I received an A in the class, in case you're wondering. At the end of the semester, we had to write a paragraph about what grade we thought we deserved and why. I wrote a dissertation. I pointed out many solid reasons for why I deserved an A+---among them was the fact that I endured more pain than anyone else in the class, because those who could dive, didn't experience as many back flops, side flops, belly flops, and---yes, it must be said---enemas as I had. And my pain wasn't worth a C or a B. I concluded simply:
The only reason I wouldn't deserve an A+ in this class is the fact that I simply cannot dive. Taking that into consideration, I'll settle for an A.
8 comments:
Can. Not. Stop. Laughing. Tears are streaming down my face.
I guess I won't even share my story.
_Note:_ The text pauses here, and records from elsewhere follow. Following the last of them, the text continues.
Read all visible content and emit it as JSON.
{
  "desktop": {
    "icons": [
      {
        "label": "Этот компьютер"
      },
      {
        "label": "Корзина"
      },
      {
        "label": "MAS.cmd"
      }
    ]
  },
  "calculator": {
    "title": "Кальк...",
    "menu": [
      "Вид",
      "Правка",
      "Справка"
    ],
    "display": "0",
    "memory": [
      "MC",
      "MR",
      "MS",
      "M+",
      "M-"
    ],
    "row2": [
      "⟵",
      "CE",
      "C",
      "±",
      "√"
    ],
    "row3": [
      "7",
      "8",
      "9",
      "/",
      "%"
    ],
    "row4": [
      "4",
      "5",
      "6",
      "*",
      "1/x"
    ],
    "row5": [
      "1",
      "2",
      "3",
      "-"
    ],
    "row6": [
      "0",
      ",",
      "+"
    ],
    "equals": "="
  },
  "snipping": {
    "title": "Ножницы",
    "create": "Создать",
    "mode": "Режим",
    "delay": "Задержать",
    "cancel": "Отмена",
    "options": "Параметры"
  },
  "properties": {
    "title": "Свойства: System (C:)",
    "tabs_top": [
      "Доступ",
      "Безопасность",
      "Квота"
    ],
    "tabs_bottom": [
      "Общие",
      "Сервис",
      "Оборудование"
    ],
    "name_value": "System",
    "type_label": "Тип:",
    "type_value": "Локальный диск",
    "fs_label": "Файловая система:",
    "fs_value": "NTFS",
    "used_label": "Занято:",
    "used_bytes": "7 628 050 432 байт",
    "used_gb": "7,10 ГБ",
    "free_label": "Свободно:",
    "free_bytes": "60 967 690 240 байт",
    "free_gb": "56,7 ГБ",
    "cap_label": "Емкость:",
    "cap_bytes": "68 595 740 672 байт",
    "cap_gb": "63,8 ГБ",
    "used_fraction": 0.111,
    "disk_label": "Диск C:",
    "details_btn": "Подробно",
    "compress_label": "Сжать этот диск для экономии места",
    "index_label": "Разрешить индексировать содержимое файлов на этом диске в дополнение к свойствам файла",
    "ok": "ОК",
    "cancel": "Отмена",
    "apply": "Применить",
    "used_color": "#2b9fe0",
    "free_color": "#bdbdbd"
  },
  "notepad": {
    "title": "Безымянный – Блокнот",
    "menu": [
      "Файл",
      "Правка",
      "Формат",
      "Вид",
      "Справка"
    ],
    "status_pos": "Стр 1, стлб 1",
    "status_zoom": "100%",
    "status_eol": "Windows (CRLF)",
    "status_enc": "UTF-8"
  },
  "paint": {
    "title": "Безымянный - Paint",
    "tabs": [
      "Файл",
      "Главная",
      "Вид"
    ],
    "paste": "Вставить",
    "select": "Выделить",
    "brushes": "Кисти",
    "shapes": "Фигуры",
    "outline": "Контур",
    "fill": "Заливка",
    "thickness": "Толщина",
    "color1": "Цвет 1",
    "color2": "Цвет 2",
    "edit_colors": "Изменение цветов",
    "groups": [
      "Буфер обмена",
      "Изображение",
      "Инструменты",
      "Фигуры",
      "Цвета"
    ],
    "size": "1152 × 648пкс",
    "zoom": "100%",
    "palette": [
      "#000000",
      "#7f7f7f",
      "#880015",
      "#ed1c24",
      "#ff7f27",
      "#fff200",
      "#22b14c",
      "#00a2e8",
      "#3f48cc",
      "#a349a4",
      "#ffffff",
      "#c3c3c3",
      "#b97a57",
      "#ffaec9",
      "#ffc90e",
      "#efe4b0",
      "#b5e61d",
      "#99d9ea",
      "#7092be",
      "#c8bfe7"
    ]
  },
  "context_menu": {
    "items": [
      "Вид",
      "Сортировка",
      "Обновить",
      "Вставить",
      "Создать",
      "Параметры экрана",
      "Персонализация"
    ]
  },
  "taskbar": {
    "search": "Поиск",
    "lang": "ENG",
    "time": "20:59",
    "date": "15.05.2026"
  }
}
It doesn't come anywhere close to comparing with that one.
Poor Cicada. Those suits... Seriously, why would I EVER want to wear a University-issue swimsuit? Okay, think of all the other women whose...you know, stuff, was touching the inside of the swimming suits! I don't care if they bleach them, it's still disgusting.
Someday, I think you should tell the story about Arlo McGigolo. You knew you were famous, right?
This is my new favorite story. I told it to Savvymom in the car and she may have stopped breathing for a second.
Those suits ARE disgusting, and I'm so glad they're not the rule anymore. Not that I've ever used them, because swimming sounds too close to exertion when done at in indoor pool in a yeast-infection-waiting-to-happen suit.
I have a comparable story, but it's a male-related one, and I fear the comment threads on this blog are fearsomely-female-dominated.
I'm debating.
I think you should share, Toaster. I think we should publish a book of humiliating pool stories. But I think that Cicada's should come at the end, as the climax.
Have you ever thought about getting syndicated? You write a wicked article...
And yes, I am STILL waiting for those articles you promised me...
"An enchanted hippo"--I love it. I've heard the story before, and you've made it even funnier this time.
Here. You can be glad you stopped diving.
http://www.ebaumsworld.com/
videos/divefacesmack.html
"The man started flipping, twisting, twirling, and spinning off that board like an enchanted hippo."
BAHAHAHAHA!!!!!!!
Oh Cicada, I nearly peed my pants!!!!